Sometimes the Legislature got ahead of him. When the bill for marriage equality was not only introduced following the 2008 election but started to pick up steam, Gov. Lynch was as surprised as most. However, when the bill passed, he not only signed it, he enthusiastically embraced it with a signing ceremony in the Executive Council chambers.

As a Democrat, I also am very sorry that Gov. Lynch will not be on the 2012 ballot. His popularity was instrumental in helping Democrats achieve sweeping, historical electoral victories in 2006 and 2008. In 2010, when Democrats were swept out by a Republican tide, John Lynch won reelection by a comfortable margin. It was a surprisingly comfortable margin, as Republicans and their allies in groups like the National Organization for Marriage threw every penny they could into defeating Gov. Lynch. NOM and its supporters wanted to make a point by defeating the governor who signed a marriage equality bill.

Also, in 2008, John Lynch appeared in a television ad supporting former Gov. Jeanne Shaheen in the U.S. Senate race. After Shaheen defeated John E. Sununu, his father, John H. Sununu, came out of retirement to lead the Republican Party with a goal of stopping Lynch's 2010 reelection effort. While Republicans won pretty much everything else, however, Gov. Lynch was reelected to an historic fourth term.

Since that 2010 election, John Lynch has been all that has stood between New Hampshire and the crazed ideologue wing of the Republican Party that now controls the New Hampshire Legislature.
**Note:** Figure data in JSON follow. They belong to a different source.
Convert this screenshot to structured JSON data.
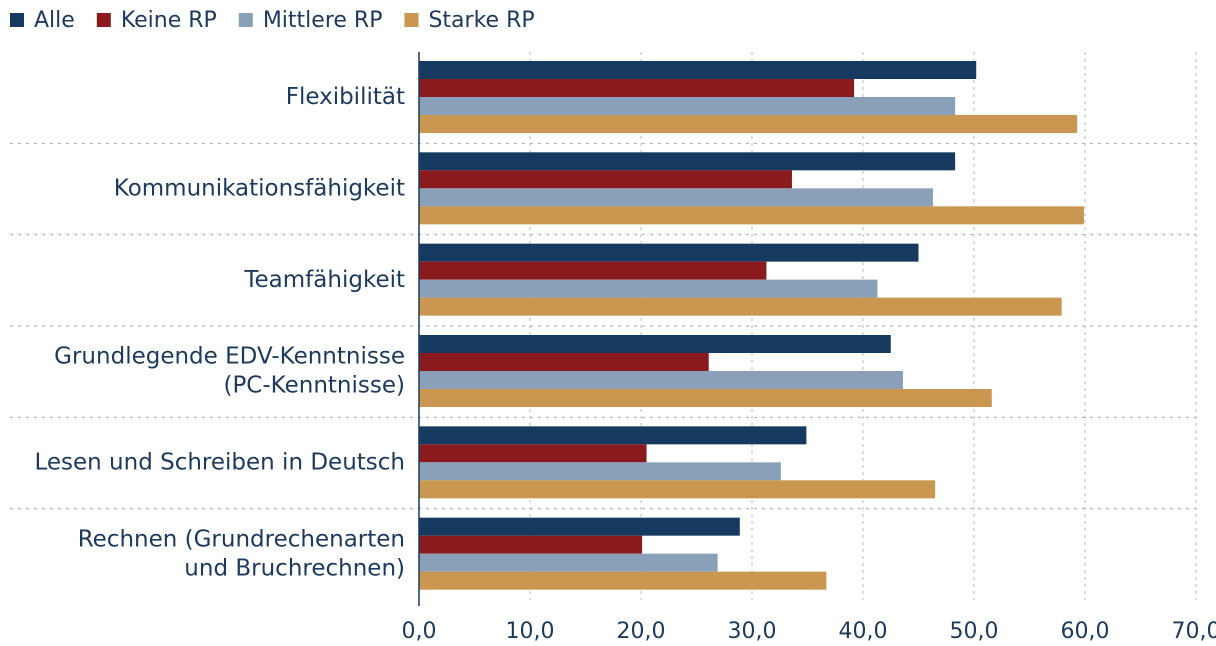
{
  "chart_data": {
    "type": "hbar",
    "categories": [
      [
        "Flexibilität"
      ],
      [
        "Kommunikationsfähigkeit"
      ],
      [
        "Teamfähigkeit"
      ],
      [
        "Grundlegende EDV-Kenntnisse",
        "(PC-Kenntnisse)"
      ],
      [
        "Lesen und Schreiben in Deutsch"
      ],
      [
        "Rechnen (Grundrechenarten",
        "und Bruchrechnen)"
      ]
    ],
    "series": [
      {
        "name": "Alle",
        "color": "#163a5f",
        "values": [
          50.2,
          48.3,
          45.0,
          42.5,
          34.9,
          28.9
        ]
      },
      {
        "name": "Keine RP",
        "color": "#8b1a1f",
        "values": [
          39.2,
          33.6,
          31.3,
          26.1,
          20.5,
          20.1
        ]
      },
      {
        "name": "Mittlere RP",
        "color": "#8a9fb8",
        "values": [
          48.3,
          46.3,
          41.3,
          43.6,
          32.6,
          26.9
        ]
      },
      {
        "name": "Starke RP",
        "color": "#c9974f",
        "values": [
          59.3,
          59.9,
          57.9,
          51.6,
          46.5,
          36.7
        ]
      }
    ],
    "xlim": [
      0,
      70
    ],
    "xticks": [
      {
        "value": 0,
        "label": "0,0"
      },
      {
        "value": 10,
        "label": "10,0"
      },
      {
        "value": 20,
        "label": "20,0"
      },
      {
        "value": 30,
        "label": "30,0"
      },
      {
        "value": 40,
        "label": "40,0"
      },
      {
        "value": 50,
        "label": "50,0"
      },
      {
        "value": 60,
        "label": "60,0"
      },
      {
        "value": 70,
        "label": "70,0"
      }
    ],
    "grid": true,
    "legend": "top-left"
  }
}
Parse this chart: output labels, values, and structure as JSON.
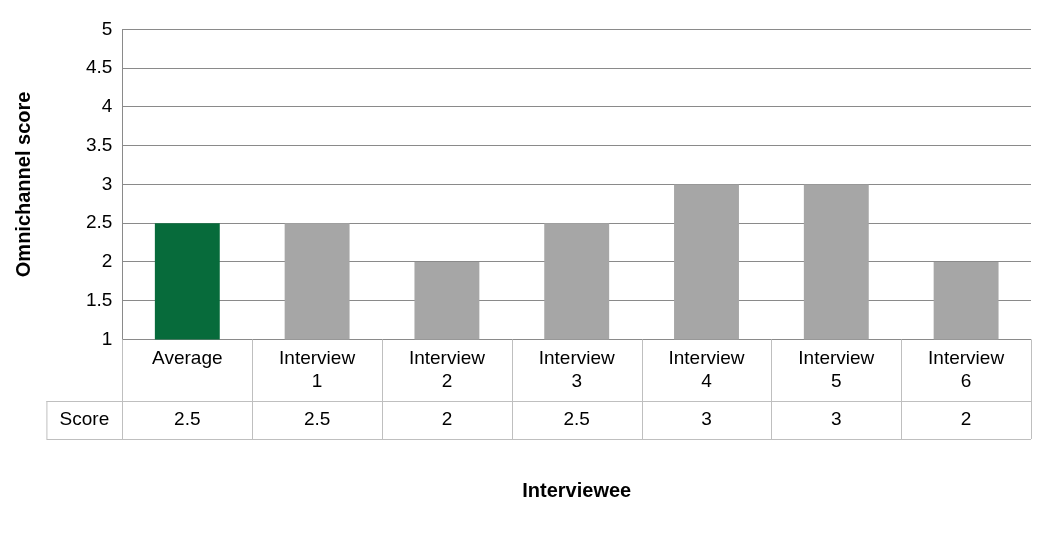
{
  "chart_data": {
    "type": "bar",
    "xlabel": "Interviewee",
    "ylabel": "Omnichannel score",
    "categories": [
      "Average",
      "Interview 1",
      "Interview 2",
      "Interview 3",
      "Interview 4",
      "Interview 5",
      "Interview 6"
    ],
    "series": [
      {
        "name": "Score",
        "values": [
          2.5,
          2.5,
          2,
          2.5,
          3,
          3,
          2
        ],
        "colors": [
          "#076b3b",
          "#a6a6a6",
          "#a6a6a6",
          "#a6a6a6",
          "#a6a6a6",
          "#a6a6a6",
          "#a6a6a6"
        ]
      }
    ],
    "ylim": [
      1,
      5
    ],
    "yticks": [
      1,
      1.5,
      2,
      2.5,
      3,
      3.5,
      4,
      4.5,
      5
    ],
    "grid": "y",
    "legend": false,
    "data_labels": true
  }
}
Speaker Bill O'Brien thought he could make John Lynch irrelevant; instead John Lynch and his veto pen have made the governor more important than ever.

Although he has not been able to stop all the bizarre legislation that has passed, one of Gov. Lynch's most practical talents is his ability to know when to pick his fights. As a result, a bipartisan coalition sustained his veto of a repeal of New Hampshire's participation in the Regional Green Gas Initiative. Republicans passed an unnecessary, expensive and participation suppressing voter identification bill; Gov. Lynch vetoed that bill, and the work of a bipartisan group of election officials and others put the votes together to sustain that veto.

The last veto fight is over the so-called right-to-work bill, another unnecessary piece of legislation that, until this past session, had always been defeated by bipartisan majorities. Speaker O'Brien has been looking like a low-rent version of Boss Tweed as he unsuccessfully threatens, cajoles and begs members to override the veto. In three special elections, opponents of right-to-work have been elected, making it even more unlikely that Gov. Lynch's veto will be overridden.

The governor strongly feels that in a democracy, it is important to change leadership from time to time, so the most popular governor in the state's history will step down at the end of this term. John Lynch has been an effective leader for our state, and New Hampshire is a better place because of him. Thank you, Gov. Lynch.

Kathy Sullivan is a Manchester attorney and member of the Democratic National Committee. She was chairman of the state Democratic Party from 1999-2007.